Today’s Puzzle:
How can you arrange 1513 dots into a perfect square when √1513 is irrational?
The answer is you arrange the dots into a centered square like this:
You can arrange them like that because 1513 is the sum of consecutive squares.
Factors of 1513:
- 1513 is a composite number.
- Prime factorization: 1513 = 17 × 89.
- 1513 has no exponents greater than 1 in its prime factorization, so √1513 cannot be simplified.
- The exponents in the prime factorization are 1, and 1. Adding one to each exponent and multiplying we get (1 + 1)(1 + 1) = 2 × 2 = 4. Therefore 1513 has exactly 4 factors.
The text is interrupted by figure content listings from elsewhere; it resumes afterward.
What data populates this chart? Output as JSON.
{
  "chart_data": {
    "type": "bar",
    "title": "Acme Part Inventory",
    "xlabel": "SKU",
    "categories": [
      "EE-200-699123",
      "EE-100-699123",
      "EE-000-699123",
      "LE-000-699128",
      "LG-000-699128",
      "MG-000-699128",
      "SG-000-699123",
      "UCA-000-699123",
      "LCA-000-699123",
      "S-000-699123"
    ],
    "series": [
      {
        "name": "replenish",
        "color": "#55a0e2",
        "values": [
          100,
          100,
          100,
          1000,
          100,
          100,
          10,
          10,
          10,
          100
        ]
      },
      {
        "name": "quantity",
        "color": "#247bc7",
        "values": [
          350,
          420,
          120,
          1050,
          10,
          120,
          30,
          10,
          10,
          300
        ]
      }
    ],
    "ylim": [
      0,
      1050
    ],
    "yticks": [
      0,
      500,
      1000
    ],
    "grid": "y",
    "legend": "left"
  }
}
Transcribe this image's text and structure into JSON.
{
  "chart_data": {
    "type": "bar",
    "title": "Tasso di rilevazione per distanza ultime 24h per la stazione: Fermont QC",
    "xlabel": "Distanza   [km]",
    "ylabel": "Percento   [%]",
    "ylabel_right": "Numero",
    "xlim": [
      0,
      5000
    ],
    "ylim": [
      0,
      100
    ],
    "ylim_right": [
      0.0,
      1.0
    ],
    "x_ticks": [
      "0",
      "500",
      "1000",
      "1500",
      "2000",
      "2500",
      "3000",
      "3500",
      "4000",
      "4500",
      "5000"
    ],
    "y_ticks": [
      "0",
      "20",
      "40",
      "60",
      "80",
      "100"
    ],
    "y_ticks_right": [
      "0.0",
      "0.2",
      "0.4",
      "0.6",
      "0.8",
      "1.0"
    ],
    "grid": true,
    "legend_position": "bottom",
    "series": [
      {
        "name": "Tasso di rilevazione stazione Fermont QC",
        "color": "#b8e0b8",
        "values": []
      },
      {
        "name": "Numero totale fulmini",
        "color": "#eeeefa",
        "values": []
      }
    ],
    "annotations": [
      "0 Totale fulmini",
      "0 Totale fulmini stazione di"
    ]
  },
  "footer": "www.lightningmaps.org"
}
- The factors of 1513 are outlined with their factor pair partners in the graphic below.
More about the Number 1513:
1513 is the sum of two squares in two different ways:
28² + 27² = 1513, and
37² + 12² = 1513.
1513 is the hypotenuse of FOUR Pythagorean triples:
55-1512-1513, calculated from 28² – 27², 2(28)( 27), 28² + 27²
663-1360-1513, which is 17 times (39-80-89)
712-1335-1513, which is (8-15-17) times 89
888-1225-1513, calculated from 2(37)(12), 37² – 12², 37² + 12²
Could 1513 be a prime number?
Since its last two digits divided by 4 leave a remainder of 1, and 28² + 27² = 1513 with 28 and 27 having no common prime factors, 1513 will be prime unless it is divisible by a prime number Pythagorean triple hypotenuse less than or equal to √1513. Is 1513 divisible by 5, 13, 17, 29, or 37? Yes, it is divisible by 17, so 1513 is NOT a prime number.
37² + 12² = 1513 and 37 and 12 have no common prime factors, so we could have arrived at the same result using those numbers.
Note: Numbers that are the sum of two squares in two or more ways are never prime.